Mr. Manchin, a West Virginia Democrat and key swing vote in the evenly split Senate, said that Mr. Biden’s calls to bring back portions of the package were surprising.

“They just can’t help themselves,” Mr. Manchin said. “I don’t know where that came from, nothing’s changed.”

During his first state of the union address Tuesday, Mr. Biden sought to recast the spending proposal as an inflation and deficit remedy.

“My plan to fight inflation will lower your costs and lower the deficit,” Mr. Biden said. “Seventeen Nobel laureates in economics say my plan will ease long-term inflationary pressures.”

Mr. Biden ticked off several key provisions within the spending bill, including allowing Medicare to negotiate the price of prescription drugs and subsidized child care, as proof.

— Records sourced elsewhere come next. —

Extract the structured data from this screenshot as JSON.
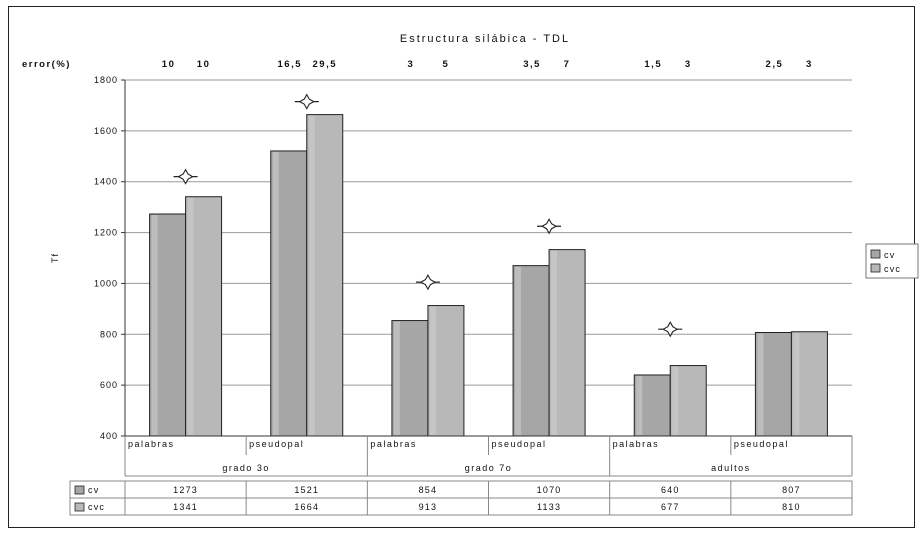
{
  "chart_data": {
    "type": "bar",
    "title": "Estructura silábica - TDL",
    "ylabel": "Tf",
    "ylim": [
      400,
      1800
    ],
    "yticks": [
      400,
      600,
      800,
      1000,
      1200,
      1400,
      1600,
      1800
    ],
    "grid": true,
    "legend_position": "right",
    "error_label": "error(%)",
    "categories": [
      "palabras",
      "pseudopal",
      "palabras",
      "pseudopal",
      "palabras",
      "pseudopal"
    ],
    "groups": [
      "grado 3o",
      "grado 7o",
      "adultos"
    ],
    "errors": [
      [
        "10",
        "10"
      ],
      [
        "16,5",
        "29,5"
      ],
      [
        "3",
        "5"
      ],
      [
        "3,5",
        "7"
      ],
      [
        "1,5",
        "3"
      ],
      [
        "2,5",
        "3"
      ]
    ],
    "series": [
      {
        "name": "cv",
        "values": [
          1273,
          1521,
          854,
          1070,
          640,
          807
        ],
        "color": "#a6a6a6"
      },
      {
        "name": "cvc",
        "values": [
          1341,
          1664,
          913,
          1133,
          677,
          810
        ],
        "color": "#b8b8b8"
      }
    ],
    "significance_markers": [
      {
        "category_index": 0,
        "y": 1420
      },
      {
        "category_index": 1,
        "y": 1715
      },
      {
        "category_index": 2,
        "y": 1005
      },
      {
        "category_index": 3,
        "y": 1225
      },
      {
        "category_index": 4,
        "y": 820
      }
    ]
  }
}
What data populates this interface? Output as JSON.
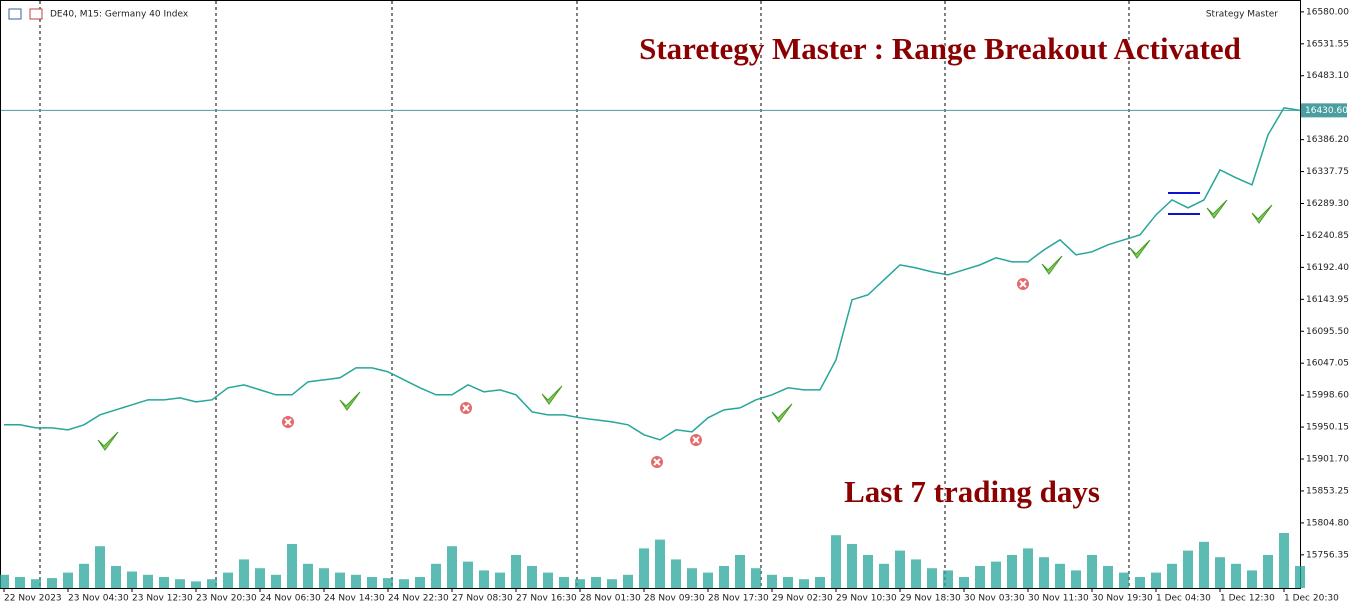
{
  "chart_data": {
    "type": "line",
    "header": "DE40, M15:  Germany 40 Index",
    "indicator": "Strategy Master",
    "title": "Staretegy Master : Range Breakout Activated",
    "annotation": "Last 7 trading days",
    "categories": [
      "22 Nov 2023",
      null,
      null,
      null,
      "23 Nov 04:30",
      null,
      null,
      null,
      "23 Nov 12:30",
      null,
      null,
      null,
      "23 Nov 20:30",
      null,
      null,
      null,
      "24 Nov 06:30",
      null,
      null,
      null,
      "24 Nov 14:30",
      null,
      null,
      null,
      "24 Nov 22:30",
      null,
      null,
      null,
      "27 Nov 08:30",
      null,
      null,
      null,
      "27 Nov 16:30",
      null,
      null,
      null,
      "28 Nov 01:30",
      null,
      null,
      null,
      "28 Nov 09:30",
      null,
      null,
      null,
      "28 Nov 17:30",
      null,
      null,
      null,
      "29 Nov 02:30",
      null,
      null,
      null,
      "29 Nov 10:30",
      null,
      null,
      null,
      "29 Nov 18:30",
      null,
      null,
      null,
      "30 Nov 03:30",
      null,
      null,
      null,
      "30 Nov 11:30",
      null,
      null,
      null,
      "30 Nov 19:30",
      null,
      null,
      null,
      "1 Dec 04:30",
      null,
      null,
      null,
      "1 Dec 12:30",
      null,
      null,
      null,
      "1 Dec 20:30",
      null
    ],
    "values": [
      15953.6,
      15953.6,
      15949,
      15949,
      15946,
      15953.6,
      15968.7,
      15976.3,
      15983.9,
      15991.5,
      15991.5,
      15994.5,
      15988.4,
      15991.5,
      16009.7,
      16014.2,
      16006.6,
      15999.1,
      15999.1,
      16018.8,
      16021.8,
      16024.9,
      16040,
      16040,
      16034,
      16021.8,
      16009.7,
      15999.1,
      15999.1,
      16014.2,
      16003.6,
      16006.6,
      15999.1,
      15973.3,
      15968.7,
      15968.7,
      15964.2,
      15961.1,
      15958.1,
      15953.6,
      15938.4,
      15930.8,
      15946,
      15942.9,
      15964.2,
      15976.3,
      15979.3,
      15991.5,
      15999.1,
      16009.7,
      16006.6,
      16006.6,
      16052.2,
      16143.2,
      16150.7,
      16173.5,
      16196.2,
      16191.7,
      16185.6,
      16181.1,
      16188.7,
      16196.2,
      16206.9,
      16200.8,
      16200.8,
      16219,
      16234.2,
      16211.4,
      16216,
      16226.6,
      16234.2,
      16241.8,
      16272.1,
      16294.8,
      16282.7,
      16294.8,
      16340.3,
      16328.2,
      16317.6,
      16393.4,
      16434.4,
      16430.6
    ],
    "volume": [
      12,
      10,
      8,
      9,
      14,
      22,
      38,
      20,
      15,
      12,
      10,
      8,
      6,
      8,
      14,
      26,
      18,
      12,
      40,
      22,
      18,
      14,
      12,
      10,
      9,
      8,
      10,
      22,
      38,
      24,
      16,
      14,
      30,
      20,
      14,
      10,
      8,
      10,
      8,
      12,
      36,
      44,
      26,
      18,
      14,
      20,
      30,
      18,
      12,
      10,
      8,
      10,
      48,
      40,
      30,
      22,
      34,
      26,
      18,
      16,
      10,
      20,
      24,
      30,
      36,
      28,
      22,
      16,
      30,
      20,
      14,
      10,
      14,
      22,
      34,
      42,
      28,
      22,
      16,
      30,
      50,
      20
    ],
    "color": "#26a69a",
    "ylim": [
      15703,
      16598
    ],
    "yticks": [
      {
        "value": 16580,
        "label": "16580.00"
      },
      {
        "value": 16531.55,
        "label": "16531.55"
      },
      {
        "value": 16483.1,
        "label": "16483.10"
      },
      {
        "value": 16386.2,
        "label": "16386.20"
      },
      {
        "value": 16337.75,
        "label": "16337.75"
      },
      {
        "value": 16289.3,
        "label": "16289.30"
      },
      {
        "value": 16240.85,
        "label": "16240.85"
      },
      {
        "value": 16192.4,
        "label": "16192.40"
      },
      {
        "value": 16143.95,
        "label": "16143.95"
      },
      {
        "value": 16095.5,
        "label": "16095.50"
      },
      {
        "value": 16047.05,
        "label": "16047.05"
      },
      {
        "value": 15998.6,
        "label": "15998.60"
      },
      {
        "value": 15950.15,
        "label": "15950.15"
      },
      {
        "value": 15901.7,
        "label": "15901.70"
      },
      {
        "value": 15853.25,
        "label": "15853.25"
      },
      {
        "value": 15804.8,
        "label": "15804.80"
      },
      {
        "value": 15756.35,
        "label": "15756.35"
      }
    ],
    "current_price": {
      "value": 16430.6,
      "label": "16430.60"
    }
  }
}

SEE ALSO: Sen. Joe Manchin sits with Republicans during State of the Union

“When we invest in our workers, when we build the economy from the bottom up and the middle out together,” Mr. Biden said. “We can do something we haven’t done in a long time: build a better America.”

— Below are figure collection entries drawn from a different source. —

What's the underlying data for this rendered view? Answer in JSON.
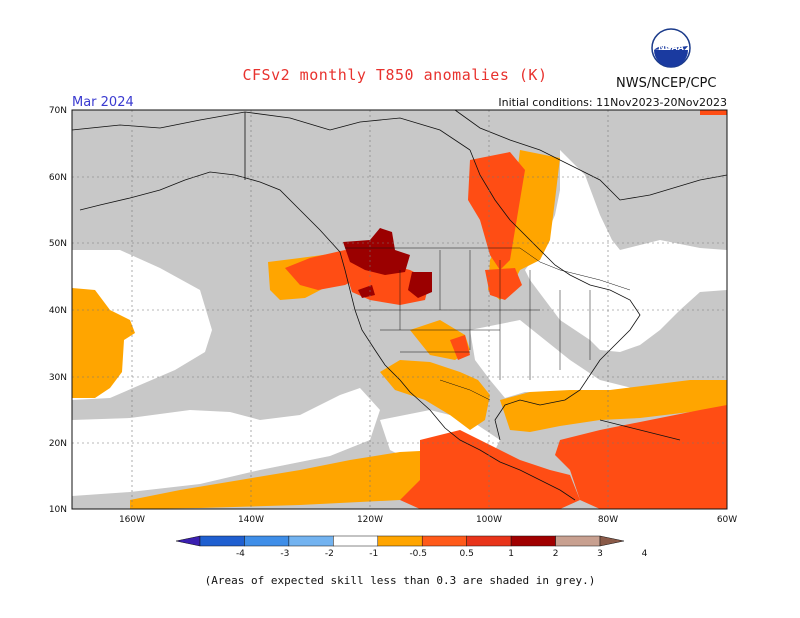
{
  "title": "CFSv2 monthly T850 anomalies (K)",
  "month": "Mar 2024",
  "initial_conditions": "Initial conditions: 11Nov2023-20Nov2023",
  "agency": "NWS/NCEP/CPC",
  "logo_text": "NOAA",
  "lat_labels": [
    "70N",
    "60N",
    "50N",
    "40N",
    "30N",
    "20N",
    "10N"
  ],
  "lon_labels": [
    "160W",
    "140W",
    "120W",
    "100W",
    "80W",
    "60W"
  ],
  "colorbar": {
    "labels": [
      "-4",
      "-3",
      "-2",
      "-1",
      "-0.5",
      "0.5",
      "1",
      "2",
      "3",
      "4"
    ],
    "colors": [
      "#3a1fb0",
      "#1f5fd0",
      "#3f8ee8",
      "#73b3f0",
      "#ffffff",
      "#ffa500",
      "#ff5a1a",
      "#e8341a",
      "#a00000",
      "#c8a090",
      "#8a5a48"
    ]
  },
  "note": "(Areas of expected skill less than 0.3 are shaded in grey.)",
  "colors": {
    "skill_grey": "#c8c8c8",
    "orange": "#ffa500",
    "red_orange": "#ff4d14",
    "dark_red": "#9b0000"
  }
}
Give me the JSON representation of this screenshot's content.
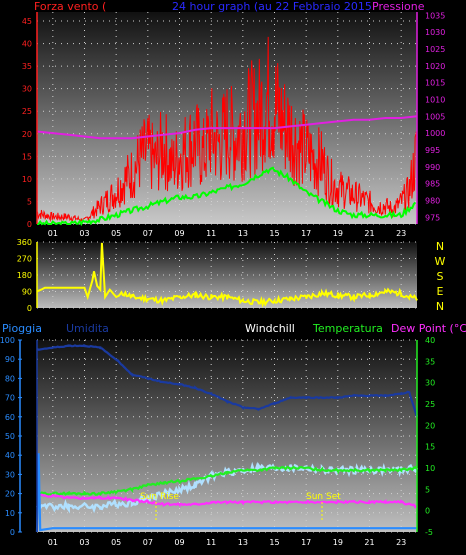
{
  "header": {
    "title": "24 hour graph (au  22 Febbraio 2015",
    "left_label": "Forza vento (",
    "right_label": "Pressione",
    "colors": {
      "title": "#2a2aff",
      "left": "#ff2020",
      "right": "#e020e0"
    }
  },
  "panel_bottom_header": {
    "pioggia": "Pioggia",
    "umidita": "Umidita",
    "windchill": "Windchill",
    "temperatura": "Temperatura",
    "dewpoint": "Dew Point (°C)",
    "colors": {
      "pioggia": "#2a8cff",
      "umidita": "#1a3aa0",
      "windchill": "#ffffff",
      "temperatura": "#22ee22",
      "dewpoint": "#ff30ff"
    }
  },
  "annotations": {
    "sunrise": "Sun Rise",
    "sunset": "Sun Set",
    "color": "#ffff00"
  },
  "x_ticks": [
    "01",
    "03",
    "05",
    "07",
    "09",
    "11",
    "13",
    "15",
    "17",
    "19",
    "21",
    "23"
  ],
  "compass": [
    "N",
    "W",
    "S",
    "E",
    "N"
  ],
  "chart_data": [
    {
      "type": "line",
      "name": "wind_pressure",
      "ylabel_left": "Forza vento",
      "ylabel_right": "Pressione",
      "y_left_ticks": [
        0,
        5,
        10,
        15,
        20,
        25,
        30,
        35,
        40,
        45
      ],
      "y_right_ticks": [
        975,
        980,
        985,
        990,
        995,
        1000,
        1005,
        1010,
        1015,
        1020,
        1025,
        1030,
        1035
      ],
      "ylim_left": [
        0,
        47
      ],
      "ylim_right": [
        973,
        1036
      ],
      "grid": true,
      "series": [
        {
          "key": "wind_gust",
          "color": "#ff0000",
          "x": [
            0,
            1,
            2,
            3,
            3.5,
            4,
            5,
            5.5,
            6,
            6.5,
            7,
            7.5,
            8,
            8.5,
            9,
            9.5,
            10,
            10.5,
            11,
            11.5,
            12,
            12.5,
            13,
            13.5,
            14,
            14.5,
            15,
            15.5,
            16,
            16.5,
            17,
            17.5,
            18,
            18.5,
            19,
            19.5,
            20,
            20.5,
            21,
            21.5,
            22,
            22.5,
            23,
            23.5,
            24
          ],
          "values": [
            3,
            2,
            2,
            1,
            3,
            5,
            9,
            12,
            14,
            18,
            20,
            17,
            22,
            16,
            19,
            21,
            23,
            19,
            25,
            22,
            26,
            24,
            27,
            29,
            30,
            35,
            33,
            28,
            26,
            22,
            20,
            18,
            17,
            12,
            10,
            9,
            8,
            7,
            6,
            5,
            5,
            4,
            6,
            9,
            20
          ]
        },
        {
          "key": "wind_avg",
          "color": "#00ff00",
          "x": [
            0,
            2,
            4,
            5,
            6,
            7,
            8,
            9,
            10,
            11,
            12,
            13,
            14,
            14.5,
            15,
            15.5,
            16,
            17,
            18,
            19,
            20,
            21,
            22,
            23,
            24
          ],
          "values": [
            0,
            0,
            1,
            2,
            3,
            4,
            5,
            6,
            6,
            7,
            8,
            9,
            11,
            12,
            12,
            11,
            10,
            7,
            5,
            3,
            2,
            2,
            2,
            2,
            5
          ]
        },
        {
          "key": "pressione",
          "color": "#e020e0",
          "x": [
            0,
            1,
            2,
            3,
            4,
            5,
            6,
            7,
            8,
            9,
            10,
            11,
            12,
            13,
            14,
            15,
            16,
            17,
            18,
            19,
            20,
            21,
            22,
            23,
            24
          ],
          "values": [
            1000.5,
            1000,
            999.5,
            999,
            998.5,
            998.5,
            998.5,
            999,
            999.5,
            1000,
            1001,
            1001.5,
            1001.5,
            1001.5,
            1001.5,
            1001.5,
            1002,
            1002.5,
            1003,
            1003.5,
            1004,
            1004,
            1004.5,
            1004.5,
            1005
          ]
        }
      ]
    },
    {
      "type": "line",
      "name": "wind_direction",
      "y_ticks": [
        0,
        90,
        180,
        270,
        360
      ],
      "ylim": [
        0,
        360
      ],
      "grid": true,
      "series": [
        {
          "key": "direzione",
          "color": "#ffff00",
          "x": [
            0,
            0.5,
            1,
            2,
            3,
            3.2,
            3.5,
            3.6,
            3.8,
            4,
            4.1,
            4.3,
            4.6,
            5,
            5.5,
            6,
            7,
            8,
            9,
            10,
            11,
            12,
            13,
            14,
            15,
            16,
            17,
            18,
            19,
            20,
            21,
            22,
            23,
            23.5,
            24
          ],
          "values": [
            90,
            110,
            110,
            110,
            110,
            60,
            150,
            200,
            120,
            100,
            355,
            60,
            100,
            60,
            80,
            60,
            50,
            40,
            60,
            70,
            60,
            60,
            40,
            30,
            40,
            50,
            60,
            80,
            70,
            60,
            70,
            90,
            80,
            60,
            50
          ]
        }
      ]
    },
    {
      "type": "line",
      "name": "temperature_humidity",
      "y_left_ticks": [
        0,
        10,
        20,
        30,
        40,
        50,
        60,
        70,
        80,
        90,
        100
      ],
      "y_right_ticks": [
        -5,
        0,
        5,
        10,
        15,
        20,
        25,
        30,
        35,
        40
      ],
      "ylim_left": [
        0,
        100
      ],
      "ylim_right": [
        -5,
        40
      ],
      "grid": true,
      "series": [
        {
          "key": "umidita",
          "color": "#1a3aa0",
          "x": [
            0,
            1,
            2,
            3,
            4,
            5,
            6,
            7,
            8,
            9,
            10,
            11,
            12,
            13,
            14,
            15,
            16,
            17,
            18,
            19,
            20,
            21,
            22,
            23,
            23.5,
            24
          ],
          "values": [
            95,
            96,
            97,
            97,
            96,
            90,
            82,
            80,
            78,
            77,
            75,
            72,
            68,
            65,
            64,
            67,
            70,
            70,
            70,
            70,
            71,
            71,
            71,
            72,
            73,
            60
          ]
        },
        {
          "key": "windchill",
          "color": "#b0e0ff",
          "x": [
            0,
            2,
            4,
            5,
            6,
            7,
            8,
            9,
            10,
            11,
            12,
            13,
            14,
            15,
            16,
            17,
            18,
            19,
            20,
            21,
            22,
            23,
            24
          ],
          "values": [
            1,
            1,
            1,
            1.5,
            2,
            3,
            4,
            5,
            6,
            8,
            9,
            9.5,
            10,
            10,
            10,
            10,
            9.5,
            9.5,
            9.5,
            9.5,
            9.5,
            9.5,
            10
          ]
        },
        {
          "key": "temperatura",
          "color": "#22ee22",
          "x": [
            0,
            1,
            2,
            3,
            4,
            5,
            6,
            7,
            8,
            9,
            10,
            11,
            12,
            13,
            14,
            15,
            16,
            17,
            18,
            19,
            20,
            21,
            22,
            23,
            24
          ],
          "values": [
            4,
            4,
            4,
            4,
            4,
            4.5,
            5,
            6,
            6.5,
            7,
            7.5,
            8,
            9,
            9.5,
            9.5,
            10,
            10,
            10,
            9.5,
            9.5,
            9.5,
            9.5,
            9.5,
            9.5,
            10
          ]
        },
        {
          "key": "dewpoint",
          "color": "#ff30ff",
          "x": [
            0,
            1,
            2,
            3,
            4,
            5,
            6,
            7,
            8,
            9,
            10,
            11,
            12,
            13,
            14,
            15,
            16,
            17,
            18,
            19,
            20,
            21,
            22,
            23,
            24
          ],
          "values": [
            3.5,
            3.5,
            3,
            3,
            3,
            3,
            2.5,
            2,
            1.5,
            1.5,
            1.5,
            2,
            2,
            2,
            2,
            2,
            2,
            2,
            2,
            2,
            2,
            2,
            2,
            2,
            1
          ]
        },
        {
          "key": "pioggia",
          "color": "#2a8cff",
          "x": [
            0,
            0.1,
            0.2,
            1,
            2,
            4,
            8,
            12,
            16,
            20,
            24
          ],
          "values": [
            0,
            41,
            1,
            2,
            2,
            2,
            2,
            2,
            2,
            2,
            2
          ]
        }
      ]
    }
  ]
}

Mr. Manchin does not appear to believe the rhetoric.

“I’ve never found out that you can lower costs by spending more,” he said.

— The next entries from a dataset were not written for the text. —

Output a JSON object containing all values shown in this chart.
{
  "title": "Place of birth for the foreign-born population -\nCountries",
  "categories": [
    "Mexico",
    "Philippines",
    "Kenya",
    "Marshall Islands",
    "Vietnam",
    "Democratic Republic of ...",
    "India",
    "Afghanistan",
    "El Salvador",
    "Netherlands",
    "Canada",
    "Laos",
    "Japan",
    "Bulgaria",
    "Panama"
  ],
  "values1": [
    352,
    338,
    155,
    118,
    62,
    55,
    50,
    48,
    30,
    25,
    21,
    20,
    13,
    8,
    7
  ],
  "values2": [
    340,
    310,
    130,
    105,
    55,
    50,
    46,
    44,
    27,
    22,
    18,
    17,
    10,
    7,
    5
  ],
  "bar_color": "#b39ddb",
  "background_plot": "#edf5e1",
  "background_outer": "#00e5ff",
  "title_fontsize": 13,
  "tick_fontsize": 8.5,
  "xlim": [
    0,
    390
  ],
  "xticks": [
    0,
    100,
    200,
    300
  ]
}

His comments are the latest signal that Democrats face an uphill battle in trying to revive the package after Mr. Manchin single-handedly killed it last year.

Given solid GOP opposition, the only hope Democrats have for passage is using a party-line procedure known as budget reconciliation. The process allows some tax-and-spending measures to avert the Senate’s 60-vote filibuster threshold and pass with a simple majority.

Reconciliation proved impossible last year when Mr. Manchin signaled his opposition over fears the legislation would exacerbate inflation. At the moment, little seems to have changed.

“There might be parts they want to talk about. I don’t know,” Mr. Manchin said. “That was a little bit far.”